In the case of Smylen Customers, it is the responsibility of the Customer to restrict, secure, and assure the privacy of all ePHI data on their end of the wire, as this is not under the control or purview of Smylen.

1.3 Requesting Audit and Compliance Reports

Smylen, at its sole discretion, shares audit reports, including its HITRUST reports and Corrective Action Plans (CAPs), with customers on a case by case basis. All audit reports are shared under explicit NDA in Smylen format between Smylen and party to receive materials. Audit reports can be requested by Smylen workforce members for Customers or directly by Smylen Customers.

The following process is used to request audit reports:

  1. Email is sent to compliance-reports@smylen.com. In the email, please specify the type of report being requested and any required timelines for the report.
  2. Smylen staff will log an issue with the details of the request into the Smylen Task Management System.
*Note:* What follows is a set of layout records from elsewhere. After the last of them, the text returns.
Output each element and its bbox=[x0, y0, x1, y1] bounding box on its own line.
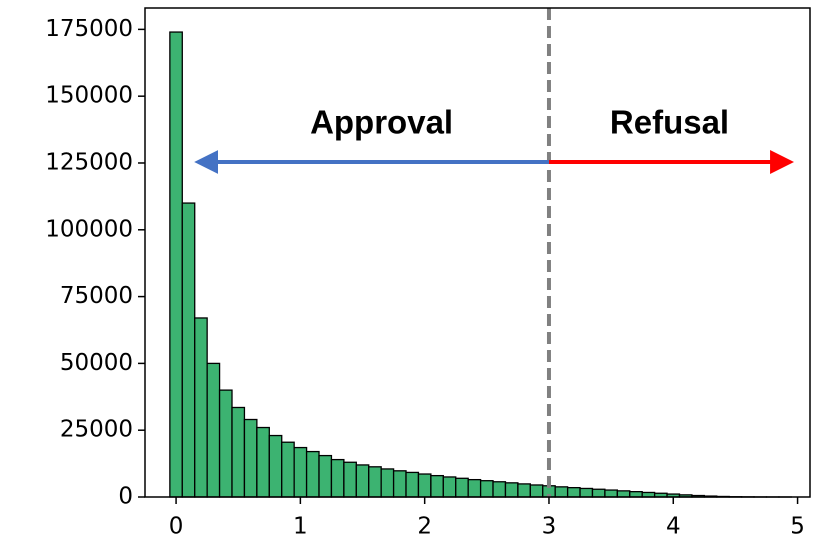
y-tick-label: 50000 bbox=[60, 350, 133, 376]
bar bbox=[592, 489, 604, 497]
bar bbox=[555, 487, 567, 497]
bar bbox=[456, 478, 468, 497]
y-tick-label: 75000 bbox=[60, 283, 133, 309]
x-tick-label: 3 bbox=[542, 514, 557, 540]
bar bbox=[418, 474, 430, 497]
bar bbox=[294, 448, 306, 497]
bar bbox=[630, 492, 642, 497]
annotation: Refusal bbox=[610, 104, 729, 141]
bar bbox=[257, 428, 269, 497]
bar bbox=[381, 469, 393, 497]
bar bbox=[530, 485, 542, 497]
bar bbox=[468, 480, 480, 497]
bar bbox=[244, 420, 256, 497]
bar bbox=[518, 484, 530, 497]
bar bbox=[344, 462, 356, 497]
bar bbox=[568, 488, 580, 497]
y-tick-label: 125000 bbox=[45, 149, 133, 175]
bar bbox=[170, 32, 182, 497]
bar bbox=[394, 471, 406, 497]
y-tick-label: 100000 bbox=[45, 216, 133, 242]
x-tick-label: 1 bbox=[293, 514, 308, 540]
bar bbox=[307, 452, 319, 497]
y-tick-label: 150000 bbox=[45, 83, 133, 109]
bar bbox=[356, 465, 368, 497]
annotation: Approval bbox=[310, 104, 453, 141]
x-tick-label: 4 bbox=[666, 514, 681, 540]
bar bbox=[269, 436, 281, 497]
bar bbox=[331, 460, 343, 497]
bar bbox=[195, 318, 207, 497]
bar bbox=[282, 442, 294, 497]
x-tick-label: 0 bbox=[169, 514, 184, 540]
y-tick-label: 175000 bbox=[45, 16, 133, 42]
bar bbox=[182, 203, 194, 497]
bar bbox=[505, 483, 517, 497]
bar bbox=[406, 472, 418, 497]
bar bbox=[481, 481, 493, 497]
bar bbox=[369, 467, 381, 497]
bar bbox=[605, 490, 617, 497]
x-tick-label: 5 bbox=[790, 514, 805, 540]
y-tick-label: 25000 bbox=[60, 417, 133, 443]
bar bbox=[319, 456, 331, 497]
bar bbox=[431, 476, 443, 497]
bar bbox=[617, 491, 629, 497]
bar bbox=[443, 477, 455, 497]
bar bbox=[580, 488, 592, 497]
bar bbox=[232, 407, 244, 497]
bar bbox=[493, 482, 505, 497]
bar bbox=[207, 363, 219, 497]
y-tick-label: 0 bbox=[118, 484, 133, 510]
bar bbox=[220, 390, 232, 497]
x-tick-label: 2 bbox=[417, 514, 432, 540]
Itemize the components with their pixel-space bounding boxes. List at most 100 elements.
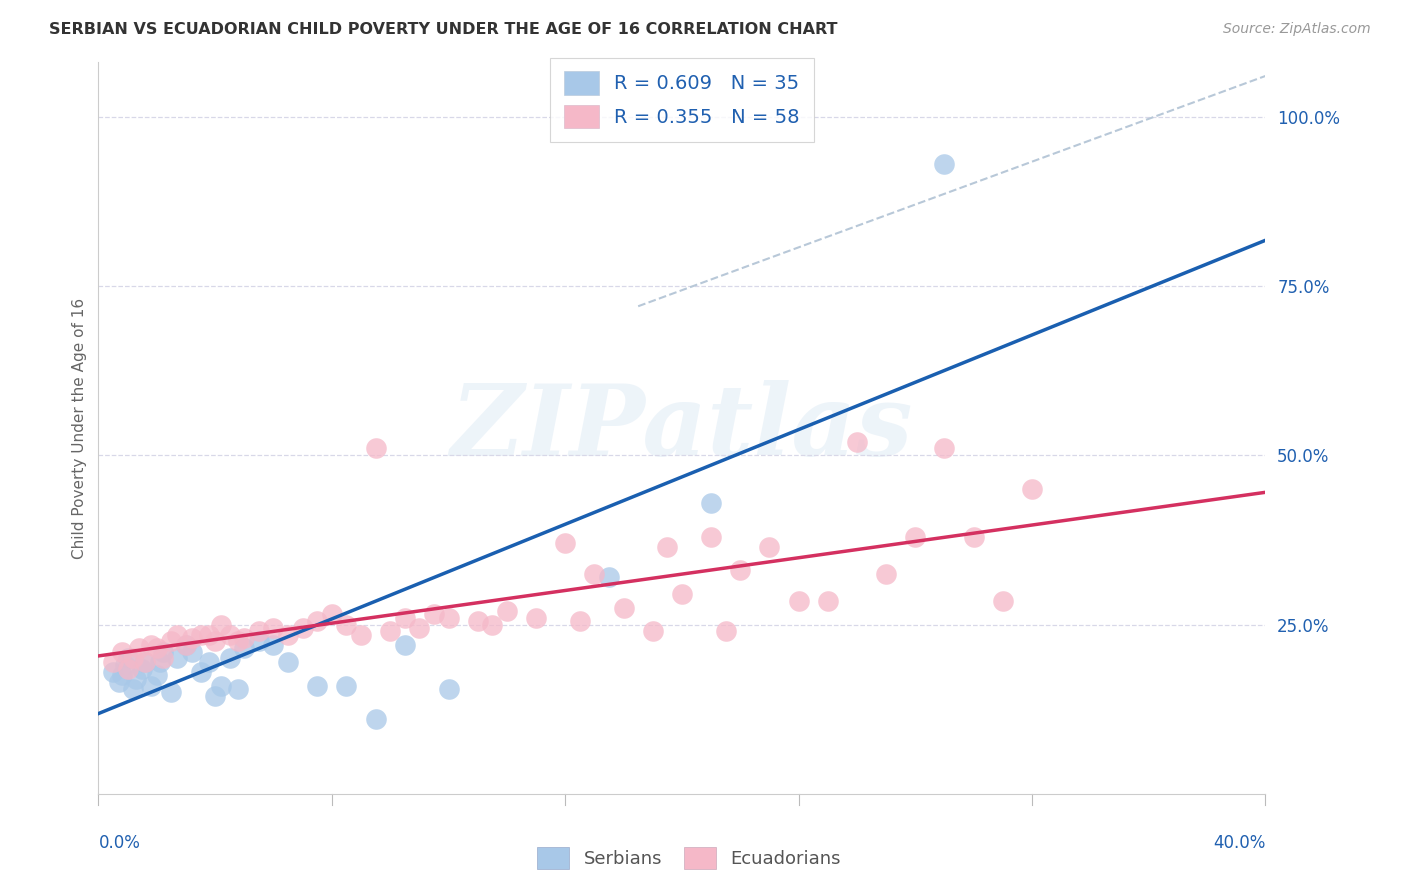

The Smylen Task Management System is used to track requests' status and outcomes.
  3. Smylen will confirm if a current NDA is in place with the party requesting the audit report. If there is no NDA in place, Smylen will send one for execution.
  4. Once it has been confirmed that an NDA is executed, Smylen staff will move the issue to "Under Review".
  5. The Smylen Security Officer or Privacy Officer must Approve or Reject the Issue. If the Issue is rejected, Smylen will notify the requesting party that we cannot share the requested report.
  6. If the issue has been Approved, Smylen will send the customer the requested audit report and complete the Task Management System issue for the request.

1.4 Version Control

Refer to the GitHub repository at github.com/smylen/policies/ for the full version history of these policies.